Ia memberi banyak informasi tentang Beasiswa ke Luar Negeri khususnya mesir. Namun Allah berkehendak lain saat itu, tes untuk beasiswa ke Al-Azhar Cairo diadakan di Kedutaan Besar Mesir di Jakarta. Hadi hanya bisa menangis, dan berdoa agar ia diberi kesempatan lain.

Kedua orang tuanya pun tak kuasa menahan air mata, karena tak bisa mewujudkan keinginan anaknya untuk pergi ke Jakarta, karena tak memiliki uang untuk ongkos pergi ke Jakarta. Untuk makan saja mereka pas-pasan, bahkan kadang hanya makan singkong saja. Hingga beberapa bulan kemudian, ada ajakan dari temannya, untuk ikut tes nonbeasiswa ke mesir karena bisa meraih banyak beasiswa kalau sudah lulus dari tes tersebut. Akhirnya, Ia pun mengikuti ajakan temannya.

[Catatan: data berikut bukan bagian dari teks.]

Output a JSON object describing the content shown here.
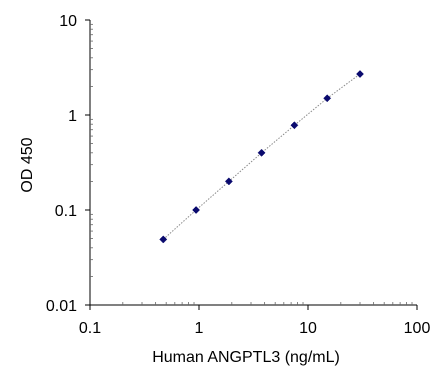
{
  "chart_data": {
    "type": "scatter",
    "title": "",
    "xlabel": "Human ANGPTL3  (ng/mL)",
    "ylabel": "OD 450",
    "xscale": "log",
    "yscale": "log",
    "xlim": [
      0.1,
      100
    ],
    "ylim": [
      0.01,
      10
    ],
    "xticks": [
      "0.1",
      "1",
      "10",
      "100"
    ],
    "yticks": [
      "0.01",
      "0.1",
      "1",
      "10"
    ],
    "grid": false,
    "legend": "none",
    "marker": "diamond",
    "marker_color": "#0a0a6e",
    "line_style": "dotted",
    "line_color": "#8a8a8a",
    "series": [
      {
        "x": [
          0.47,
          0.94,
          1.88,
          3.75,
          7.5,
          15,
          30
        ],
        "y": [
          0.049,
          0.1,
          0.2,
          0.4,
          0.78,
          1.5,
          2.7
        ]
      }
    ]
  }
}
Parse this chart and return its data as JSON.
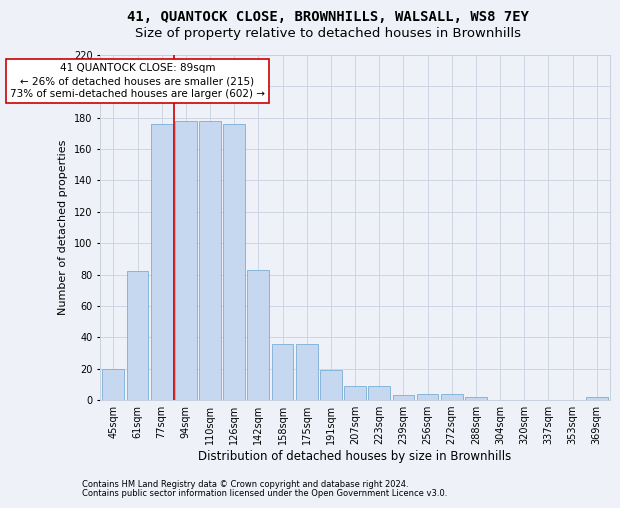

Berbekal restu orang tuanya, meski lagi-lagi hatinya menangis, sangat ingin meraih cita-cita studi ke luar negeri, tetapi tak punya modal. Namun dalam hatinya yang paling dalam berkata, Allah tidak buta, Allah maha kaya dan yakin bahwa semua ini ada hikmahnya. Dan walaupun Ia tidak jadi ke Al-Azhar Cairo, tapi Ia menerima beasiswa kuliah di UIN Makasar, karena penulis termasuk siswa yang meraih prestasi selama di MA. Ia bersyukur dan bahagia, Ia berusaha menutupi kekurangannya dengan penuh kemadirian dan mengharap ridho dari orang tua. Bulan demi bulan hingga cukuplah setahun Ia kuliah di UIN Alauddin Makassar, jurusan sastra arab. Hingga akhirnya di tahun 2010, Ia medapatkan beberapa informasi Beasiswa ke timur tengah diantaranya Libya, Sudan dan lainnya. Alhamdulillah beasiswa Sudan dan Maroko tepatnya bulan puasa 2010, sebelum Ia tidur tiba-tiba handphonnya berdering ternyata pesan itu berisi, bahwa Ia lulus, meraih beasiswa Sudan dan Maroko. Pesan tersebut berasal dari salah satu pegawai kementerian Agama RI atas nama Bpk. Bil Bachtiar, Lc, MA. Walaupun Ia dinyatakan lulus, disisi lain Ia gelisah, bahkan sempat meneteskan air mata dihadapan seorang guru, karena beasiswa tersebut tak semuanya ditanggung membuatku harus berjuang bagaimana caranya agar bisa sampai ke Jakarta. Lalu dengan tetes air mata bahagia dan rasa syukur, Ibunya berkata, “InsyaAllah, Allah pasti memberikan yang terbaik untuk kita, rajin shalat tahajud dan dhuha nak, insyaAllah kalau sudah rizkimu pasti ada jalan keluar. Hingga akhirnya BAZDA atau badan zakat daerah Kab. Polewali Mandar mengabulkan permohonannya setelah Ia berusaha mencari bantuan dari beberapa lembaga dan dengan restu orang tua dan keyakinan tak ada yang mustahil di dunia ini, meski keuangan orang tuanya hanya cukup untuk kebutuhan makan sehari-hari, tapi jika Allah berkata Ia maka kini Hadi pun merasakan, indahnya kota Maroko, Afrika utara. Subhanallah.